Par Louis Émile Ambourhouet-Bigmann | Publié le 26 juil. 2019
Alors que vous et votre conjoint(e) couvez votre petit chérubin de regards attendris, penchés sur son berceau, les fiers parents que vous êtes se mettent déjà à imaginer ce qu’il ou elle (le masculin servira à alléger le texte pour la suite) pourrait devenir. Un médecin, un avocat, un cadre supérieur ? Un parlementaire, ou même un futur Premier ministre du Québec ? Non, toutes ces professions sont bien en deçà du potentiel de ce génie en devenir qui, pour l’heure, ne sait que pleurer, manger, remplir sa couche, re-pleurer et (trop rarement) dormir. Il deviendra Président du Monde. Cette première réalisation faite, il vous faut maintenant déterminer la meilleure manière d’aider votre futur Président du Monde à accomplir sa destinée.

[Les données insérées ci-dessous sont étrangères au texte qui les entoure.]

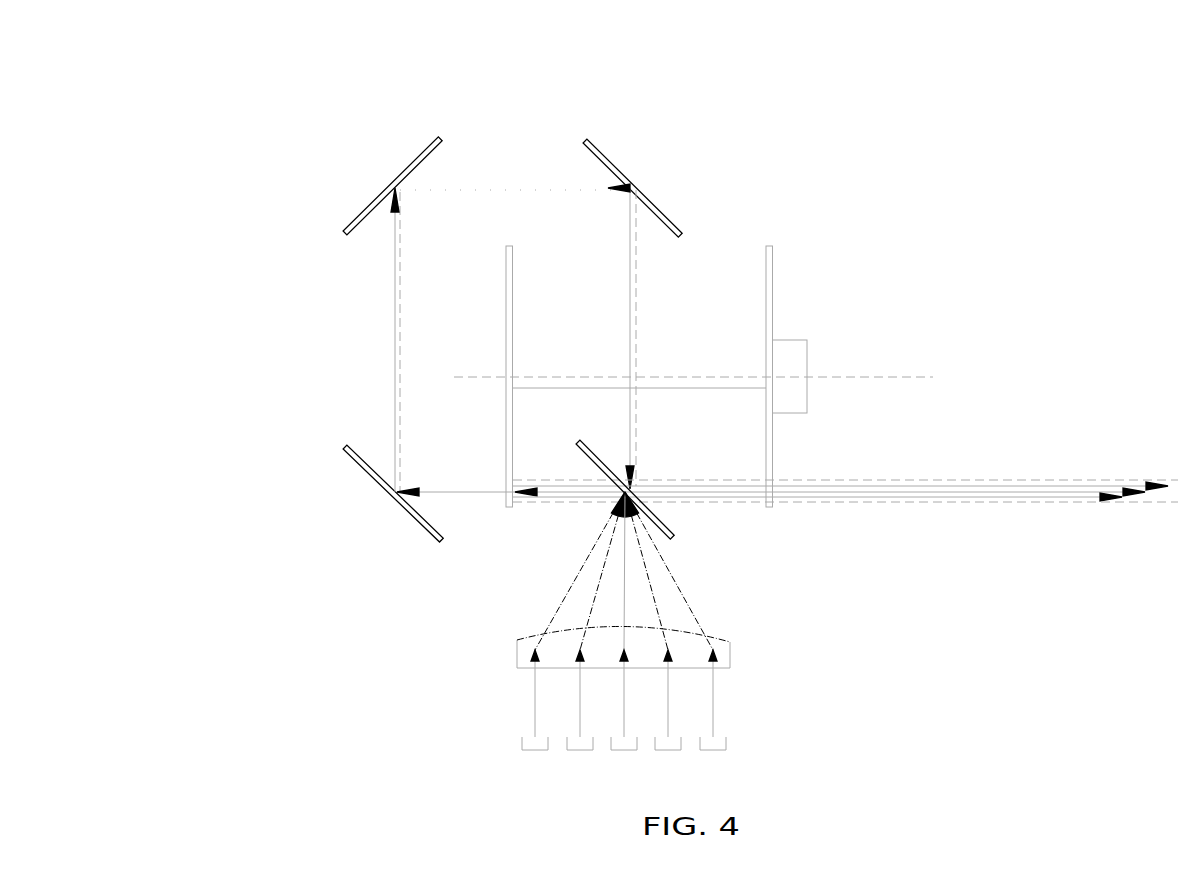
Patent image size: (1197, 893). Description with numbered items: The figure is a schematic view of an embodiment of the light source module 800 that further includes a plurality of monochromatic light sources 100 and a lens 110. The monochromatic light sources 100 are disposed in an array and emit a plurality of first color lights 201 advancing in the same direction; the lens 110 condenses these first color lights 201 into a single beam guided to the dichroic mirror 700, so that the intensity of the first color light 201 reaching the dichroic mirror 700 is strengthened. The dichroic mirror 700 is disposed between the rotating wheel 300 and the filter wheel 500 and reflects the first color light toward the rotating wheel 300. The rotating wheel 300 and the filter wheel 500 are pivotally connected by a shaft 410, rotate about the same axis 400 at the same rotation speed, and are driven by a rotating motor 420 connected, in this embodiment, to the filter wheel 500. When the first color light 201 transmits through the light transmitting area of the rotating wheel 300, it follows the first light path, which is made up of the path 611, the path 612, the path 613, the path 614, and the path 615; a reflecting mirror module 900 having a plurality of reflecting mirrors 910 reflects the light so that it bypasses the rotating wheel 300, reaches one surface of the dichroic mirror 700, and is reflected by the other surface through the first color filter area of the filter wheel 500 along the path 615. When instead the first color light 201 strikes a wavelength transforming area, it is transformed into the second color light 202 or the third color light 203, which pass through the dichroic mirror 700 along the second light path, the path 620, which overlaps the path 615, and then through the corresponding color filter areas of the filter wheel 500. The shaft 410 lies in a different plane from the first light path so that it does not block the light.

The light source module 800 is at (197, 79).
The reflecting mirror module 900 is at (273, 217).
The reflecting mirror 910 is at (597, 158).
The path 612 is at (398, 340).
The path 613 is at (455, 192).
The path 614 is at (637, 313).
The path 611 is at (452, 497).
The path 615 is at (895, 480).
The path 620 is at (892, 503).
The third color light 203 is at (990, 482).
The second color light 202 is at (987, 502).
The rotating wheel 300 is at (510, 508).
The filter wheel 500 is at (768, 508).
The shaft 410 is at (677, 365).
The axis 400 is at (853, 377).
The rotating motor 420 is at (796, 353).
The dichroic mirror 700 is at (667, 529).
The lens 110 is at (728, 652).
The first color light 201 is at (712, 698).
The monochromatic light source 100 is at (723, 744).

Nul besoin d’examiner les précédents historiques (fort heureusement) pour arriver à la conclusion qu’un PdM devra à tout le moindre détenir un baccalauréat dans une discipline appropriée et fort probablement une maîtrise. Combien est-ce que 5 (ou 6, ou 7) années d’université coûteront-elles dans 17 ou 18 ans ? Aurez-vous les moyens de les offrir au PdM en formation? Et s’il avait la possibilité d’intégrer une prestigieuse école européenne ? Ou une université de l’Ivy League aux États-Unis ?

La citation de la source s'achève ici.